Micro-plotting is David Farland’s term for ensuring you’ve got all those nitty-gritty details in your story that ensure your readers are engaged with your character, and that your plot makes sense. Confused? Read the post.

Writing Christian Fiction

Blog posts from Mike Duran at deCOMPOSE always get me thinking. In The Importance of Implicit (v. Explicit) Christian Content in Fiction, he explores the trend for Christian authors to write for the general market. Duran introduces Holly Ordway’s idea of a “two-step conversion”: moving first from atheism to belief in God, then to embracing Christianity.

He points out that many Christian novels focus on this second step (or feature characters who are already Christians), and don’t address the necessary first step. Duran says:

While a work of fiction may not explicitly articulate the Gospel, it can still contain implicit elements which engage a person’s imagination and move them forward in their spiritual pilgrimage.

Not Writing Preachy Characters

It’s not just Christians who overdo the preaching in their writing. In this post (also from the #AuthorToolBoxBlogHop), Raimey Gallant shares Five Ways to Temper the Preachy in Your Plot. She’s not talking about religious preaching, but about the issues preaching—the environment, assisted suicide, political views …

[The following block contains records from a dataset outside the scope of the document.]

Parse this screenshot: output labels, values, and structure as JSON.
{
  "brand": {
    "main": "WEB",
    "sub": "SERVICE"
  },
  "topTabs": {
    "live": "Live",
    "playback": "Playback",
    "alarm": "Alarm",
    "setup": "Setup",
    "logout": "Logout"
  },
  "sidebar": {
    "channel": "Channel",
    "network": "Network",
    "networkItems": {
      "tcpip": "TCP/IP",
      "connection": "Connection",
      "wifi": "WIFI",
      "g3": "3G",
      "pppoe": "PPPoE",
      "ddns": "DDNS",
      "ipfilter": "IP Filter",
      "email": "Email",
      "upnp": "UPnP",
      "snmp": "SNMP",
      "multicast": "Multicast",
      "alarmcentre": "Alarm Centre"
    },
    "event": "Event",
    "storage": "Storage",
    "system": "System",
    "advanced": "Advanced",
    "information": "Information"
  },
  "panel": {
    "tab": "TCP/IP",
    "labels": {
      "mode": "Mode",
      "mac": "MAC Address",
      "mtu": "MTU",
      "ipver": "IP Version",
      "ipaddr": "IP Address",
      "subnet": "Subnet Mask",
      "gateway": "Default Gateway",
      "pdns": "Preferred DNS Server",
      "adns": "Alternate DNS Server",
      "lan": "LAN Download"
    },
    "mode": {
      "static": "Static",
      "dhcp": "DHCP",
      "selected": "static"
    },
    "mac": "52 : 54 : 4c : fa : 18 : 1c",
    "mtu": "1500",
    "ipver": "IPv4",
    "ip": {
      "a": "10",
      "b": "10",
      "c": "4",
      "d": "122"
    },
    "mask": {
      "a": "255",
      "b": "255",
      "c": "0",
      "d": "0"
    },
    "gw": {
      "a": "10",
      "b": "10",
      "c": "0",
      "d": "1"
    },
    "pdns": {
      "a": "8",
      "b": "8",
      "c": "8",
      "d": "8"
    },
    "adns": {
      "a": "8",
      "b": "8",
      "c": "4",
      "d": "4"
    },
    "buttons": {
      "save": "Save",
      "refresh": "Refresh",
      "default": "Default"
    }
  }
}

I can think of a general market romance author I stopped reading after her novels detoured from straight romantic suspense with a touch of comedy to romantic suspense with a heavy dose of gay rights. I could have lived with a gay couple (hey, I can skip pages I don’t want to read). What I couldn’t live with was the preachy telling. Remember the show, don’t tell rule? Well, this author switched to tell, don’t show, and it did her message no favours.

I’ve recently read a Christian romantic suspense novel where the heroine was All About The Issue in a way which made Erin Brockovich seem like a disinterested lightweight. I couldn’t like the character even though I agreed with her stance, and that made it impossible for me to enjoy the novel.

Marketing

Craft Your Self-Publishing Plan for Success: Tips From an Indie Author is an outstanding case study from author Laini Giles, visiting Your Writer Platform. Giles takes readers through her publishing objectives, and how she worked to achieve them. What I thought was especially clever was how she identified her target audience, then marketed to them—including attending events her target reader would also attend.

One learning point: for all her success, she wishes she’d started building her email list earlier.

Productivity

Book coach Nina Amir is also a Certified High Performance Coach. This week, she gives solid tips to reaching your writing goals (and not making excuses).

What blog posts have you read this week that are worth remembering?